Lebih lanjut dijelaskan dalam ayat 4 pasal 11 bahwa untuk LPS dapat menempatkan dana di bank, OJK harus menyampaikan pemberitahuan secara tertulis kepada LPS dan BI bahwa pemegang saham pengendali tak dapat membantu permasalah likuiditas bank. Penempatan dana juga dilakukan berdasarkan permintaan bank yang disertai analisis OJK terkait kelayakan permohonan tersebut dan diajukan oleh regulator jasa keuangan itu kepada LPS.
Selain itu, BI juga akan melakukan asesmen terhadap riwayat sistem pembayaran bank dan kondisi sistem keuangan, serta menyampaikan hasil asesmen tersebut kepada LPS paling lama tiga hari sejak pemberitahuan OJK.
"Dalam hal, LPS memutuskan untuk melakukan penempatan dana, OJK dan BI melakukan pengawasan secara lebih intensif kepada bank yang menerima penempatan dana sesuai kewenangannya," tulis PP tersebut.
Lembaga Penjamin Simpanan sebelumnya mencatat rekening simpanan masyarakat sebanyak 310 juta rekening per April 2020. Jumlah itu hanya meningkat 1,1% dari Maret 2020.
(Baca: Jaga Likuiditas Bank, LPS Pangkas Bunga Penjaminan Simpanan 0,25%)
Sebelumnya, LPS hanya diberikan kewenangan untuk menangani bank jika sudah ditetapkan sebagai bank gagal oleh OJK sesuai dengan Undang-undang LPS.
Selain kewenangan untuk menangani permasalahan bank sebelum penetapan bank gagal, LPS dalam PP ini juga diberi kewenangan untuk memilih cara penanganan bank selain bank sistemik yang dinyatakan sebagai bank gagal.

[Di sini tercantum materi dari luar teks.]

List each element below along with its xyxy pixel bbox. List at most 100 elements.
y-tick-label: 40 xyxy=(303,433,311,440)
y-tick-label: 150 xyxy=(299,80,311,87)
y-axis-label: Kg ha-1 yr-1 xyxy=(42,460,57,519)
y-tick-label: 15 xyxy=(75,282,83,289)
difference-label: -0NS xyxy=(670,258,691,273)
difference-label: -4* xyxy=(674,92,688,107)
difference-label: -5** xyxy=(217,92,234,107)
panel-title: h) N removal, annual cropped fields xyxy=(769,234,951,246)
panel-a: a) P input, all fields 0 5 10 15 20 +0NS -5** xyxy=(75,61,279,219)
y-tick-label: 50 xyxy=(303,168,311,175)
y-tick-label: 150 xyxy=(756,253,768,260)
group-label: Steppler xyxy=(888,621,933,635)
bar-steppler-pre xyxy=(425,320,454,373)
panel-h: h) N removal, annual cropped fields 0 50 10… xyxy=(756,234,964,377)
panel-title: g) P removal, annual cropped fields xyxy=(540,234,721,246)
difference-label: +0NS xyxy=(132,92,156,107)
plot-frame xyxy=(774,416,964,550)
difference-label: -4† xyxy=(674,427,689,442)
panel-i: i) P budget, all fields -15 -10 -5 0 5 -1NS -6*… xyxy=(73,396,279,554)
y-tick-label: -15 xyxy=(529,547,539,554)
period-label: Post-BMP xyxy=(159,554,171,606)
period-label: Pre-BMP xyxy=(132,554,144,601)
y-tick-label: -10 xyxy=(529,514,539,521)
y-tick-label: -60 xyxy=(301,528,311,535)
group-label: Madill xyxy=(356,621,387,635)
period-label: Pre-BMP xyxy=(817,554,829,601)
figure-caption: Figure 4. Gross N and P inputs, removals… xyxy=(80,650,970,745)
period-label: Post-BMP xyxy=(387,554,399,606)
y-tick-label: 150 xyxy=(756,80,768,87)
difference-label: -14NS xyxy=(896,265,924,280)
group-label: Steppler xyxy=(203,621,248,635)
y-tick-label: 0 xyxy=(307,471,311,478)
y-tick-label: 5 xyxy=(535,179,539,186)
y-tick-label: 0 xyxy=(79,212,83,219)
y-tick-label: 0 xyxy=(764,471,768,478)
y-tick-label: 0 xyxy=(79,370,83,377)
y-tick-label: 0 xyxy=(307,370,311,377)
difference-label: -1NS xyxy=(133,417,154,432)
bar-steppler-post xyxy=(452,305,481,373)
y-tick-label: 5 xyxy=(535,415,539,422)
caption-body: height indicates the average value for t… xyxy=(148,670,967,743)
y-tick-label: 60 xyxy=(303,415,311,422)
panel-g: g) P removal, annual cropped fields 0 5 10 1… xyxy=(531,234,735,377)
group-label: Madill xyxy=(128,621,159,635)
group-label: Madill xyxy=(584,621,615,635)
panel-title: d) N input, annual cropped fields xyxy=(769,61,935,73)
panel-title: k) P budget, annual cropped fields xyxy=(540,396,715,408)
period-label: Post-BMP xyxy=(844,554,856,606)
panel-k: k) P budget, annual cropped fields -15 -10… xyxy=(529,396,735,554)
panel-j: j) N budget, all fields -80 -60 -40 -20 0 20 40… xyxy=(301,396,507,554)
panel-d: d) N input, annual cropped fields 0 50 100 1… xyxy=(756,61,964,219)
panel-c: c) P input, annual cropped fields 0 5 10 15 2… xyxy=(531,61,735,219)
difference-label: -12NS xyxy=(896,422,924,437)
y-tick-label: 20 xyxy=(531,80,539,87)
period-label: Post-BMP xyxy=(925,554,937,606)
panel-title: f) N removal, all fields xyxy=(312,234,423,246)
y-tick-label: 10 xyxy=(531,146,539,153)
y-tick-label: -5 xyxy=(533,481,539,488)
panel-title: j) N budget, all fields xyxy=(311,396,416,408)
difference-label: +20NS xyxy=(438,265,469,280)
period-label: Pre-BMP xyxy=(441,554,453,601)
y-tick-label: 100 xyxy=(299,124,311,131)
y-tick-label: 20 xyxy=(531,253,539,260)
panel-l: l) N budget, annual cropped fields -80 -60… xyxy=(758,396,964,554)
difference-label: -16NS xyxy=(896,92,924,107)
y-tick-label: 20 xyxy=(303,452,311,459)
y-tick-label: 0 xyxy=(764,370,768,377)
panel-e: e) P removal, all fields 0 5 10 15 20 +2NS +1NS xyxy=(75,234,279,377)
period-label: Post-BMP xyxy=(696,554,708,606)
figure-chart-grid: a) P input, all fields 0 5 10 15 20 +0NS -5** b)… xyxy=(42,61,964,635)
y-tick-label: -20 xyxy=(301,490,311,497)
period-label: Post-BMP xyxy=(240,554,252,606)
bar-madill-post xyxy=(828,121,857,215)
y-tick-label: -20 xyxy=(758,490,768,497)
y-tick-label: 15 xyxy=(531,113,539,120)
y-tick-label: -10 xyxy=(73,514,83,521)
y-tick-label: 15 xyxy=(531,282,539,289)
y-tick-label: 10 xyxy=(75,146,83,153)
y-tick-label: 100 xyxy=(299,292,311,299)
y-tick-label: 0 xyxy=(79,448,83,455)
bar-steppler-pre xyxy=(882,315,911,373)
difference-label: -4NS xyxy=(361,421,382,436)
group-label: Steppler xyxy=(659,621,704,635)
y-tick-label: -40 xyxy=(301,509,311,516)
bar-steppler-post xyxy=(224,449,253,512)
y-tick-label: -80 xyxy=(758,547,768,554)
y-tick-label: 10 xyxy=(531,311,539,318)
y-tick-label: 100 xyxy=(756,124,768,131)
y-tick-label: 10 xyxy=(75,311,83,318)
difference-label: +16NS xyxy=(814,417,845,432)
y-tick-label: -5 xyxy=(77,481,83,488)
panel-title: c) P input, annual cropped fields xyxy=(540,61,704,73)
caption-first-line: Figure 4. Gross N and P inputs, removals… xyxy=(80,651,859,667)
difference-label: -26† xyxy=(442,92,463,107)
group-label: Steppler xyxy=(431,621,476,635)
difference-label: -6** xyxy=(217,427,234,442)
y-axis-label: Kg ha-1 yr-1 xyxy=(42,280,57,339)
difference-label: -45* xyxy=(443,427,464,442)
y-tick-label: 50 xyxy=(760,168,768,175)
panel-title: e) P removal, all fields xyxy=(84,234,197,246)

Pemilihan cara penanganan bank gagal tidak hanya mempertimbangkan biaya termurah, tetapi juga kondisi perekonomian dan kompleksitas permasalahn bank.
Dalam penanganan bank tersebut, LPS dapat melakukan empat cara. Pertama, pengalihan sebagian atau seluruh aset dan/aset atau kewajiban bank kepada bank penerima atau metode purchase and assumption.
Kedua, mengalihkan sebagian atau seluruh/aset dan/atau kewajiban bank selain bank sistemik kepada bank perantara atau metode bridge bank. Ketiga, melakukan penyertaan modal sementara. Keempat, melakukan likuidasi.
PP tersebut juga kembali memperkuat kewenangan baru LPS yang sebelumnya telah termuat dalam UU Nomor 2 Tahun 2020 tentang kebijakan keuangan negara dan stabilitas sistem keuangan untuk penanganan pandemi Covid-19. Salah satunya, terkait pemenuhan likuiditas LPS untuk penanganan bank.
Dalam pasal 15 PP ini diatur bahwa LPS dapat melakukan repo atau pinjam meminjam dengan jaminan surat berharga kepada BI, menjual SBN yang dimiliki LPS kepada BI, menerbitkan surat utang, mengajukan pinjaman kepada pihak lain, dan pinjaman kepada pemerintah.